Neden bir insan, bu dünyadaki en gerçek duygu olan
melankoliden, en cesur davranış olan yüzleşmekten kaçmak adına böyle saçma
sapan oyunlar düzenler ki? Neden bir insan, kof bir boşluktan medet umarak ve
dünyadan bir haber kalabalığın içinde, asimile olmak pahasına varoluşunu arar
ki? Neden, bir insan hüzünden, acıdan, kendiyle baş başa kalmaktan bu kadar
korkar? Bilgelik hiçbir zaman bu eğlencelere katılmaz… Bilgelik hakikati,
insanı neşelendiren şeylerde değil, kederlendiren şeylerde arar. İnsan, kendini
kederlendiren şeylerin aslında ne kadar önemsiz olduğunu idrak ettiğinde (Bu
çoğunlukla kendi kendimizle yüzleşecek cesareti bulabildiğimizde gerçekleşir.) gerçekten
mutlu olur. Partiler, eğlenceler, yaşantısına çok özendiğimiz, sürekli gereksiz
kahkahalarıyla ortamı neşelendiren kalabalığın yaptığı sadece kaçıştır, unutmaktır,
bir anlık mutluluktur belki; ama asla çözüm değildir.
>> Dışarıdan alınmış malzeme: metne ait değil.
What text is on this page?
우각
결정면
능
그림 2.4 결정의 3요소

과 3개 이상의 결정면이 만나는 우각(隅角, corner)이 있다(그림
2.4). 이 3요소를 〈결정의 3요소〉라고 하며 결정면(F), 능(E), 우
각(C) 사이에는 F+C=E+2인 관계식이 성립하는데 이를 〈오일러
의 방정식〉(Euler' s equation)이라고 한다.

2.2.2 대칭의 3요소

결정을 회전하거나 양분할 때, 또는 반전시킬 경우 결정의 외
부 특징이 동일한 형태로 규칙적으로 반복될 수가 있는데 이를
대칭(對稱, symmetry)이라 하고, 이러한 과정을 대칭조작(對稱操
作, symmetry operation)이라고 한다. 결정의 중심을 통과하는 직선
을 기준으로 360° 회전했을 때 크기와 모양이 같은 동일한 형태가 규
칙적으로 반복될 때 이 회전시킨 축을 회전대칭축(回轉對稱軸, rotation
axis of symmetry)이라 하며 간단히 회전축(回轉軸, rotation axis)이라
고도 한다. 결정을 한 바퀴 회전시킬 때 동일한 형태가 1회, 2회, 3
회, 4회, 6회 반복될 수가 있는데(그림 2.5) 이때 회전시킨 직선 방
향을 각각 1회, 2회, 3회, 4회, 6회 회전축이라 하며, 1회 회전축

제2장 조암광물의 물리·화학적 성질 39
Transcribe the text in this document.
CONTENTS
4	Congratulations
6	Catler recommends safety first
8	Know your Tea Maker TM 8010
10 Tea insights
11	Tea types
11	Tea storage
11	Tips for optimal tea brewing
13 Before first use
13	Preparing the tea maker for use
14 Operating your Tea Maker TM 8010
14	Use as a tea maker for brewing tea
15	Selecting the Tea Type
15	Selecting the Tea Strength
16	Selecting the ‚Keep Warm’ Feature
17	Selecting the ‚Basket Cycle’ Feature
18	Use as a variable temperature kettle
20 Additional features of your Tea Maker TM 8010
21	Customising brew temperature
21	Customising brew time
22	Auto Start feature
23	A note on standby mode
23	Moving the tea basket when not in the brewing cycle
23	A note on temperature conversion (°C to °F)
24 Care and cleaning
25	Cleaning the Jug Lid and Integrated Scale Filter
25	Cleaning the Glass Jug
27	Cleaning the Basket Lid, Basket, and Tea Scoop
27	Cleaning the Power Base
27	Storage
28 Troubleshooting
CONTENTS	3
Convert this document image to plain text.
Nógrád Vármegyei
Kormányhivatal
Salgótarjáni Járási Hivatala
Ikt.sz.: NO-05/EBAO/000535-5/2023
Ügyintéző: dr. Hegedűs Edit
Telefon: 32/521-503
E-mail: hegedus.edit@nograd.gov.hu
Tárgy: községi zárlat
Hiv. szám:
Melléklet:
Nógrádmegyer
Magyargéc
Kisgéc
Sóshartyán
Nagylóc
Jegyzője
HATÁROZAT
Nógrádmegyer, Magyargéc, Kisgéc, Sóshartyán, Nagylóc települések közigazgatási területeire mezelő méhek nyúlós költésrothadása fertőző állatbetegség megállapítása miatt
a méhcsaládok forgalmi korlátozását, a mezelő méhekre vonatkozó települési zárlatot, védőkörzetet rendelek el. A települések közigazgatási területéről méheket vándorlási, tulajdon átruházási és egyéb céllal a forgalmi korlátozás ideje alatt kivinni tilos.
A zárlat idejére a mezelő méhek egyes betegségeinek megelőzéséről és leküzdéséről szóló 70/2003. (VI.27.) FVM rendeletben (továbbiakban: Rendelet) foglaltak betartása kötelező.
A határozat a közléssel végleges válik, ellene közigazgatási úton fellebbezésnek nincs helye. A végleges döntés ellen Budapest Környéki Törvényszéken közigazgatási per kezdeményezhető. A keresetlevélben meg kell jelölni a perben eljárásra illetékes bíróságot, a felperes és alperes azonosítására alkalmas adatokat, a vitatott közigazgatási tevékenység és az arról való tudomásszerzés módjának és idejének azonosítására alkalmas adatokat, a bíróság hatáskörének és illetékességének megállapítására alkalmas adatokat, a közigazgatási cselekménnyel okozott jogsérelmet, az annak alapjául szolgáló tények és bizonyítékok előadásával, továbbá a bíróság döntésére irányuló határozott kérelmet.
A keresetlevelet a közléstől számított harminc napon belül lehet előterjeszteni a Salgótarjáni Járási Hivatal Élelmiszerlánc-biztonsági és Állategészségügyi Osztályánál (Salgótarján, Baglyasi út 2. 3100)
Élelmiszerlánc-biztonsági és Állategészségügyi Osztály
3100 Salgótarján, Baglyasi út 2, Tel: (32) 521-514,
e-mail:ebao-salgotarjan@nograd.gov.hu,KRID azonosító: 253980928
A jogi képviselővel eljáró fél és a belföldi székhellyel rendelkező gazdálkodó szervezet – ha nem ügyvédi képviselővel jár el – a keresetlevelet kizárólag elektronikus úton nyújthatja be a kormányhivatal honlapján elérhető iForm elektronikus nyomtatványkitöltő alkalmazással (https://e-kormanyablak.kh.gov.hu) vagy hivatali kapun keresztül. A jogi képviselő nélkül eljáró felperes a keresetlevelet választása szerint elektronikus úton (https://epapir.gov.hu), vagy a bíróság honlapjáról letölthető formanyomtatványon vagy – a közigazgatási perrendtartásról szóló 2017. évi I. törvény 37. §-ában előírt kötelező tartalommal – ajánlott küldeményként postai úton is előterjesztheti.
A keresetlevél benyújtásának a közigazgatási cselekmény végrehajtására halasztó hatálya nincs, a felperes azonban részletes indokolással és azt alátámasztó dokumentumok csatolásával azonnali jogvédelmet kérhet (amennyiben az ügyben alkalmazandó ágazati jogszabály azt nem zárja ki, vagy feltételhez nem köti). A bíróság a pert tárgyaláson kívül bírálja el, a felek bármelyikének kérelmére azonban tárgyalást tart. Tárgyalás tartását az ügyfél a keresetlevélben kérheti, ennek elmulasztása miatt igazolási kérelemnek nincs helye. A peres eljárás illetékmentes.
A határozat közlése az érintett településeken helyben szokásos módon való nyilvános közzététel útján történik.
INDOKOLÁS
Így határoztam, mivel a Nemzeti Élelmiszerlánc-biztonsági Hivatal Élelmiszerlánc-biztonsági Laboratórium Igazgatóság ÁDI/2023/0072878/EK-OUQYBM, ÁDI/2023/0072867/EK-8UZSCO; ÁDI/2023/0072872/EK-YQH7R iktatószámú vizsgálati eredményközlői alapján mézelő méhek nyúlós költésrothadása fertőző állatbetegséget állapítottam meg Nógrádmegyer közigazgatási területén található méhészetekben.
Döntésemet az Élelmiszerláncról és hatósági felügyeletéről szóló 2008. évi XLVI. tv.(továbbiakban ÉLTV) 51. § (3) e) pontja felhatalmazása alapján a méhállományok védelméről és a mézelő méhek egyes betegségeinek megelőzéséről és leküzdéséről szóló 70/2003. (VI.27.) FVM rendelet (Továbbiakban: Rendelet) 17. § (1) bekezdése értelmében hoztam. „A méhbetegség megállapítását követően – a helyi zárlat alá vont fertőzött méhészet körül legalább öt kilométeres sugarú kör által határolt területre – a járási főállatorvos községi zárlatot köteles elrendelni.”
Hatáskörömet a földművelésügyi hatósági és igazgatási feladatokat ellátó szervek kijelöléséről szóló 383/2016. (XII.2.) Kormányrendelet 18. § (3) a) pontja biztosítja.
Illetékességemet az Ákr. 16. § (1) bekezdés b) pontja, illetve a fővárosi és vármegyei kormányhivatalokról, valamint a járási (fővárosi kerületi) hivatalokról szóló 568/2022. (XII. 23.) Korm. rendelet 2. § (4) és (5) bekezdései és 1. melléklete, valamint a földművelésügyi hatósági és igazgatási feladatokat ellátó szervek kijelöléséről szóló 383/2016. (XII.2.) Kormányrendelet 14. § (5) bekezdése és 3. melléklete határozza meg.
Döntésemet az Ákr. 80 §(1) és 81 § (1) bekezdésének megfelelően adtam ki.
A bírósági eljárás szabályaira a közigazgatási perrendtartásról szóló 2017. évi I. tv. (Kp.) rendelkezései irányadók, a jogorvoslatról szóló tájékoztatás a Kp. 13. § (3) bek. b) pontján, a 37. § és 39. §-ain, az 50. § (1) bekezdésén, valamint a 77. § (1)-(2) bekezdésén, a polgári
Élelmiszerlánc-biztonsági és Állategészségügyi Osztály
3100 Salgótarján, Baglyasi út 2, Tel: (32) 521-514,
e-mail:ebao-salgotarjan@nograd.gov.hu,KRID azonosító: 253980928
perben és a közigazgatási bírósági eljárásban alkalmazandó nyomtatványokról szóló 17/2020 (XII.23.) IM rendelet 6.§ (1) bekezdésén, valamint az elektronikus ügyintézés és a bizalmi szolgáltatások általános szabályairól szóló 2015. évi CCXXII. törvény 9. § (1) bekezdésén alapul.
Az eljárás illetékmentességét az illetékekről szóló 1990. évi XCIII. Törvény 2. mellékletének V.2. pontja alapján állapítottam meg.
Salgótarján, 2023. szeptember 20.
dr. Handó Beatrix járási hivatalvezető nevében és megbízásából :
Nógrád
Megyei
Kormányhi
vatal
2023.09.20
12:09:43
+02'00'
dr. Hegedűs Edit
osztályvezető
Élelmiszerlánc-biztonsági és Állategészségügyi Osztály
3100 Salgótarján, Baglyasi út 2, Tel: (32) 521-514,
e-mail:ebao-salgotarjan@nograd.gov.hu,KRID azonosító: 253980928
En büyük ahmaklık, insanın tüm ömrünü aklının erdiği yaştan
itibaren, kalem kalem hesaplamasıyla başlar. (Sanki tüm bunları
gerçekleştirecek kadar yaşayabileceklermiş gibi.) Sonra unuturlar… Zaman içinde
değişeceklerini, dönüşeceklerini dikkate almadan plan yaparlar ve bingo!
Başarsalar dahi mutlu olamazlar. Beklentiler, istekler insanı mutsuz eder.
Çünkü sürekli değişirler ve tünelin sonunda tatmin yoktur. Sonra ne mi olur? Uzun
çabalar ve tehlikeler pahasına kazanılan para, şöhret, unvan, aşk, her şeyin
aslında başkaları uğruna yaptığımız fedakârlıklar olduğunu anlarız. Tatlar,
renkler, kokular artık çok değişmiştir…
Dünyada pür mutluluk yok ki, durmadan saçma sapan yerlerde,
saçma sapan çabalarla, hiç vazgeçmeden onu arıyorsunuz. En içler acısı olan o
mutluluğun dünyanın nimetleri olduğunu düşünüyor oluşumuz. Gerçek mutluluk; az
beklenti, sürekli öğrenmek, bugünü yaşamak, kendinle yüzleşmek ve kederin
mutluluğu anlamlandıran gerçek duygu olduğunun farkında olarak, onunla başa
çıkabilecek cesareti kendinde bulmaktır. Varoluşumuz sadece bugünde yatar…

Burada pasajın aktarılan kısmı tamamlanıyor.